Osteoporotic fractures involving the hip may be difficult to detect clinically and radiologically in the initial phases. In cases where a hip fracture is suspected, referral to further diagnostic evaluation is warranted, irrespective of negative conventional radiological findings. In cases with significant clinical findings, direct referral to the emergency room (ER) must be effectuated.
Recommendations
Based on this review, we give the following recommendations to the chiropractors’ conventional radiological examination for the purpose of contributing to early diagnosis of osteoporosis (Table 3).

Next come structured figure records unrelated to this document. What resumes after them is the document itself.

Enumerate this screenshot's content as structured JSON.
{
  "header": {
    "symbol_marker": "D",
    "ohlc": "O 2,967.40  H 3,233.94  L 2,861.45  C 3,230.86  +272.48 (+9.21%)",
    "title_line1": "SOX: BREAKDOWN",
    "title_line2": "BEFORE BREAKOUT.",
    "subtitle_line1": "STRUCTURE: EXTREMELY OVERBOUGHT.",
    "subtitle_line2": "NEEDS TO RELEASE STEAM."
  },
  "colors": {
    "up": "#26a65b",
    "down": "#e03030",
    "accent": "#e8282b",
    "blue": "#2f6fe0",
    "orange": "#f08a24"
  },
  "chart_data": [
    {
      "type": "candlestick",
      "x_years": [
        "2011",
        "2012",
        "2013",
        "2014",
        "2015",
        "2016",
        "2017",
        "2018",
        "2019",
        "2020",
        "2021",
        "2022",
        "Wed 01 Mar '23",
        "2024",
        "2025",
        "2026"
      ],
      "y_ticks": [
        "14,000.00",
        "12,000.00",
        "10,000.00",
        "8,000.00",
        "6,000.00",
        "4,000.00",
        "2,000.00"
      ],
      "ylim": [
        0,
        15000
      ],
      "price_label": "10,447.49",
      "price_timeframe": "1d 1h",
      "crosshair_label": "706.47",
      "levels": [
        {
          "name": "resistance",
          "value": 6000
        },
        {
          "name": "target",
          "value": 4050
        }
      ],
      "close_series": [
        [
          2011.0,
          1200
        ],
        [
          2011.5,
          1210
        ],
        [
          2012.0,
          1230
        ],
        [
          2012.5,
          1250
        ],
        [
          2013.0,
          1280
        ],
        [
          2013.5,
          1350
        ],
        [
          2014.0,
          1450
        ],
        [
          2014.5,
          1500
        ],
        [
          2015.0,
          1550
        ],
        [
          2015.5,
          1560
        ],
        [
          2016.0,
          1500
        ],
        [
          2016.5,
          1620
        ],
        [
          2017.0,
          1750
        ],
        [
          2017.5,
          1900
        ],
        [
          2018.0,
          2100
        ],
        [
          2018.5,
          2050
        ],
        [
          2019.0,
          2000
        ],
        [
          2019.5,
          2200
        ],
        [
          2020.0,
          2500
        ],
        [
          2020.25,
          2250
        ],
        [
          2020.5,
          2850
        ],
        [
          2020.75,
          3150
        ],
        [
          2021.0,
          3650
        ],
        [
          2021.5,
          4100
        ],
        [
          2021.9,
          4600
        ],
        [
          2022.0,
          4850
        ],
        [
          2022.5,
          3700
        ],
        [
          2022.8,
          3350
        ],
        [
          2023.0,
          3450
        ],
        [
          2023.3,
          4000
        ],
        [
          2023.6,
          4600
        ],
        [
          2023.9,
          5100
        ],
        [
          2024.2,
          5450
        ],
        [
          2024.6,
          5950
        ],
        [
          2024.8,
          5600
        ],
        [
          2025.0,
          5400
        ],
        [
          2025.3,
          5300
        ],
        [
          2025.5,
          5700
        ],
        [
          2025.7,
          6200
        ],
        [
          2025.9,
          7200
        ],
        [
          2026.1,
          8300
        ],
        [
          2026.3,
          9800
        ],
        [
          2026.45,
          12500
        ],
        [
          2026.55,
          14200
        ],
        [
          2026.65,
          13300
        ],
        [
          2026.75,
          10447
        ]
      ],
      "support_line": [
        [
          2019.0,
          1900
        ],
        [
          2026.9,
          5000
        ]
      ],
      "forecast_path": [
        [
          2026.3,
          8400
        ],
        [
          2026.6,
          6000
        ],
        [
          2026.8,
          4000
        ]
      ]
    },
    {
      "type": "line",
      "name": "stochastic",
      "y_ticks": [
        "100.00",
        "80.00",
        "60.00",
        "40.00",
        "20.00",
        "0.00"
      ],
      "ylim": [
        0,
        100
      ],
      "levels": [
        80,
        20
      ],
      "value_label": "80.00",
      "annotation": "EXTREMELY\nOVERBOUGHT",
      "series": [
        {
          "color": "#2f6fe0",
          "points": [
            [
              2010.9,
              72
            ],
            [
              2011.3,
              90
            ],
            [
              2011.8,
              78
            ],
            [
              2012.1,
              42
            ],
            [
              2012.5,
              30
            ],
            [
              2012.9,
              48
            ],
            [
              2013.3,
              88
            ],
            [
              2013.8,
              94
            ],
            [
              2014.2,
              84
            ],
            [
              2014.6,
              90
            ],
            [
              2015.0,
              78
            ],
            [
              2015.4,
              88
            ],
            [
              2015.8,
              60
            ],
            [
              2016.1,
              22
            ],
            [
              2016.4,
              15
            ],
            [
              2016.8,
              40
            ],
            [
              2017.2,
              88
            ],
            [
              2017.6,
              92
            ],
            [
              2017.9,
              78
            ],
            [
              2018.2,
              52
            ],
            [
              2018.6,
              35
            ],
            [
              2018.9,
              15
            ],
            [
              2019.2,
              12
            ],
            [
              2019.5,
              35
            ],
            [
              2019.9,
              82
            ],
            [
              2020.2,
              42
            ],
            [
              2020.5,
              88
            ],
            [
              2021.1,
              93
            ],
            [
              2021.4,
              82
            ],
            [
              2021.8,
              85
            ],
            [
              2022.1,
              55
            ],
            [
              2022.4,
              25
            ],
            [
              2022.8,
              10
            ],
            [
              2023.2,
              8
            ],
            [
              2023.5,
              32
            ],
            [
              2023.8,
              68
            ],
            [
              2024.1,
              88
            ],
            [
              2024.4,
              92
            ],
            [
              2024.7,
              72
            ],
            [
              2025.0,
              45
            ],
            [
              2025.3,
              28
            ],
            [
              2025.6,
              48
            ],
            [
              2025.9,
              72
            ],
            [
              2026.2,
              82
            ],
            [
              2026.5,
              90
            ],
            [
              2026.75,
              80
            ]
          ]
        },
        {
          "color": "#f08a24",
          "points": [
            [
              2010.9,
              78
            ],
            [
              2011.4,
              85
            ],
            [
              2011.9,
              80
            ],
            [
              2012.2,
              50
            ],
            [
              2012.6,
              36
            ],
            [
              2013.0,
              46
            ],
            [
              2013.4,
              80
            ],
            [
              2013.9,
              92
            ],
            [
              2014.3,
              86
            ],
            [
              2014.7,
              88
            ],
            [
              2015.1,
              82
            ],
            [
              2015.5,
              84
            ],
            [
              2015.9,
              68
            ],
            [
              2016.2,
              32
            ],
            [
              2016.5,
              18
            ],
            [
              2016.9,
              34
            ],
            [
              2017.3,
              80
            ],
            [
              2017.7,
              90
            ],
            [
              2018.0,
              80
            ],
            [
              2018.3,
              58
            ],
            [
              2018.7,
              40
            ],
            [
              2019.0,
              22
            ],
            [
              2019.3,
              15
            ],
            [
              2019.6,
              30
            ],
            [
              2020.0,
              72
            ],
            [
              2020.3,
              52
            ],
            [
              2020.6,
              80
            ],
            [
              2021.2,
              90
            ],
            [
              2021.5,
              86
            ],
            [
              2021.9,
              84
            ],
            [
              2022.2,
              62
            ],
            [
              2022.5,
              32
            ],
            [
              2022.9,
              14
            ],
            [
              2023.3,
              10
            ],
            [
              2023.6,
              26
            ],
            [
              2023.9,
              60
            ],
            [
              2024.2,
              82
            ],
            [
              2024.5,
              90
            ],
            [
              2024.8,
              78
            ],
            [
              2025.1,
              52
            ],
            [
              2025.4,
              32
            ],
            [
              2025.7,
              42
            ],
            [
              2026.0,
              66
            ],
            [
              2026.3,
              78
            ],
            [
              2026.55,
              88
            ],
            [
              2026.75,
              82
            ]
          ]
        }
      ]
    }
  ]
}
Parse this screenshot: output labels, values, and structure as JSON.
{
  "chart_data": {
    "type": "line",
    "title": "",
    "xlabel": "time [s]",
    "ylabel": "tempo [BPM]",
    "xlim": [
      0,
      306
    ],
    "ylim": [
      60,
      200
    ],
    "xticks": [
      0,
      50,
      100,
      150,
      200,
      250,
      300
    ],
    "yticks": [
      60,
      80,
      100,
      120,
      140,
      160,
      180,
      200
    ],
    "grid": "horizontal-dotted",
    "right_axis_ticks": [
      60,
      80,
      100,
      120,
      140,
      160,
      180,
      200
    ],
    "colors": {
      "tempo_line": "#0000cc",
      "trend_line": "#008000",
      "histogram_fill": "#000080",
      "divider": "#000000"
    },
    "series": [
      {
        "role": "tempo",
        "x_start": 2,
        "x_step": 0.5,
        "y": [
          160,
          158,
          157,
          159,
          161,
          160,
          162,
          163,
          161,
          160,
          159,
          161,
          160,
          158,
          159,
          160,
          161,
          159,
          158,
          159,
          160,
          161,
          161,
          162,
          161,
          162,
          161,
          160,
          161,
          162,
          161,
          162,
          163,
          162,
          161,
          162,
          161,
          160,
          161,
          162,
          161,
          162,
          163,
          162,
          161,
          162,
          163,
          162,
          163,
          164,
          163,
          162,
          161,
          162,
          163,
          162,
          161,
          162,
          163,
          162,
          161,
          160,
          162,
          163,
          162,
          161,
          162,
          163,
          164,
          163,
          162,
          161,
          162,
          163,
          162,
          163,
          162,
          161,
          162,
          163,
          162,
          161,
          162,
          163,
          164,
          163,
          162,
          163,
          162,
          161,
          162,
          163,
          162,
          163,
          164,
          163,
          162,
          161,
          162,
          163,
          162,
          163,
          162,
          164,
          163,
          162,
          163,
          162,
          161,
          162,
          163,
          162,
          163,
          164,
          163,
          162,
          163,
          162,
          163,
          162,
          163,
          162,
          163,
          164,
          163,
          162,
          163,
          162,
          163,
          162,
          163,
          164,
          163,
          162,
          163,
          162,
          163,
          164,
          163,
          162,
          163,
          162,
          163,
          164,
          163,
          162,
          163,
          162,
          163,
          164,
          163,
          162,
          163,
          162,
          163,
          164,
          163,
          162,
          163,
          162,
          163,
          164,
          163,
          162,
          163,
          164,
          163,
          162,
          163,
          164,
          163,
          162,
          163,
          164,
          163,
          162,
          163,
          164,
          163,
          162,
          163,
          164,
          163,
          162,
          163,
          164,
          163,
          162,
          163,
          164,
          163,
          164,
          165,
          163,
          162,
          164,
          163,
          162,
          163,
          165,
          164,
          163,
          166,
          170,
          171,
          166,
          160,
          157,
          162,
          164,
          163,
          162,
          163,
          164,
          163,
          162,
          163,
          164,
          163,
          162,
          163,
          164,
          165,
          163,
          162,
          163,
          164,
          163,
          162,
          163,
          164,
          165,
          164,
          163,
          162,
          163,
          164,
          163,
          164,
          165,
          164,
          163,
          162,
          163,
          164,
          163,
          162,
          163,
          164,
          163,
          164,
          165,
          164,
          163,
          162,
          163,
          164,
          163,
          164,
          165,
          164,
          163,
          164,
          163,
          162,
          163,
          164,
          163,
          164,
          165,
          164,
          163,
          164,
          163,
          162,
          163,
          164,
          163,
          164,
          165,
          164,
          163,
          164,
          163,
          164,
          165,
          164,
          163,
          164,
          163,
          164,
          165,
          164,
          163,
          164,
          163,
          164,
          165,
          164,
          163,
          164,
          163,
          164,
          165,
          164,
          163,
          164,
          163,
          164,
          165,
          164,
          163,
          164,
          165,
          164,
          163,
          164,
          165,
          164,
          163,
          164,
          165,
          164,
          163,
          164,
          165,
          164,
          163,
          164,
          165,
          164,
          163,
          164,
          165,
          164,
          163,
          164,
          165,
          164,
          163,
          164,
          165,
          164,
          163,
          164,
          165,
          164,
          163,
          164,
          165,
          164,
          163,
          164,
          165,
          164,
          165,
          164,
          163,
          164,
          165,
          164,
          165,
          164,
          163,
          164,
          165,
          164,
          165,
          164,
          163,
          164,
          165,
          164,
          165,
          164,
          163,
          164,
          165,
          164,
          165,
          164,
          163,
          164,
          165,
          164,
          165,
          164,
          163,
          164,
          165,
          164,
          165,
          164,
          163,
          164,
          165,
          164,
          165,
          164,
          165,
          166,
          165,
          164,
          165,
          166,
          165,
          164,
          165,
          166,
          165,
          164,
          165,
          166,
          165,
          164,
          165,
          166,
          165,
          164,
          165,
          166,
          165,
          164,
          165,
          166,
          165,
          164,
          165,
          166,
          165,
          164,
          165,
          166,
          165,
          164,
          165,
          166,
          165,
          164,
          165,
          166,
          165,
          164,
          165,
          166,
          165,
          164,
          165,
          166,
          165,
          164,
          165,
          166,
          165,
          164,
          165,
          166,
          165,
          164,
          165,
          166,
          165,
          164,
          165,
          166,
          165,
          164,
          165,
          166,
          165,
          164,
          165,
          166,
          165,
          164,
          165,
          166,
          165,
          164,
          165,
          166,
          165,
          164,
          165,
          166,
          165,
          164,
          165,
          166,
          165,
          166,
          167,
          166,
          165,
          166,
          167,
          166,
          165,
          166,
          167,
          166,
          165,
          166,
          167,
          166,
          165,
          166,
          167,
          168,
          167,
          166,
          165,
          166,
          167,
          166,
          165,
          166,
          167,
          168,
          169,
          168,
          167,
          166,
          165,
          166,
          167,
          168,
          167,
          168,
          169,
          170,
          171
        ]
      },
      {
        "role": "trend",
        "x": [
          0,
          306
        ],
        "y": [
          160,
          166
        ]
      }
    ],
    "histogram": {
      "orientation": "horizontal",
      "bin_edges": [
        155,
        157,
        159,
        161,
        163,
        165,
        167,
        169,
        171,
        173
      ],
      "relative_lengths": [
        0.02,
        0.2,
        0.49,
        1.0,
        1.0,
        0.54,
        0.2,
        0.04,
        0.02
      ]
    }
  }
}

Table 3. Recommendations for clinical practice• Radiological examination should be based on clinical indications according to available guidelines• Standardized protocols should be used for radiographic procedures• Recently obtained images acquired for other purposes than osteoporosis can and should be used for vertebral fracture assessment when possible• Radiological evaluation of patients above the age of 50 year should include an assessment of bone quality, GSQ, ABQ and SI, when applicable, irrespective of the purpose of the radiological examination• Written referrals to the GP and/or specialized facilities should include a description of the findings and a conclusive diagnosis• If a vertebral fracture is identified, the term “vertebral fracture” should be used• Confirmed or suspected osteopenia, vertebral fracture, or hip fracture should always be referred to a medical facility for additional diagnostic evaluation• The patient should be informed, and treatment may be offered according to guidelines
Conclusions
This article presents an overview of evidence-based radiological procedures and recommendations that may promote early diagnosis of osteoporosis based on an opportunistic approach involving coincidental findings on X-rays. Our recommendations include adhering to clinical indications and guidelines and using standardized protocols for radiographic procedures. We highlight the value of evaluating the bone quality, the presence of hip and vertebral fractures and vertebral deformity using GSQ, ABQ and SI of all relevant X-rays obtained of patients above the age of 50 years, irrespective of the purpose for obtaining the X-rays. In addition, we stress the importance of providing detailed reports to relevant healthcare professionals when needed. We conclude that consistent, high-quality radiological procedures and evaluations from chiropractic radiological departments could feasibly contribute to the timely diagnosis of osteoporosis, ultimately minimizing the impact of osteoporosis-related complications on patients’ health.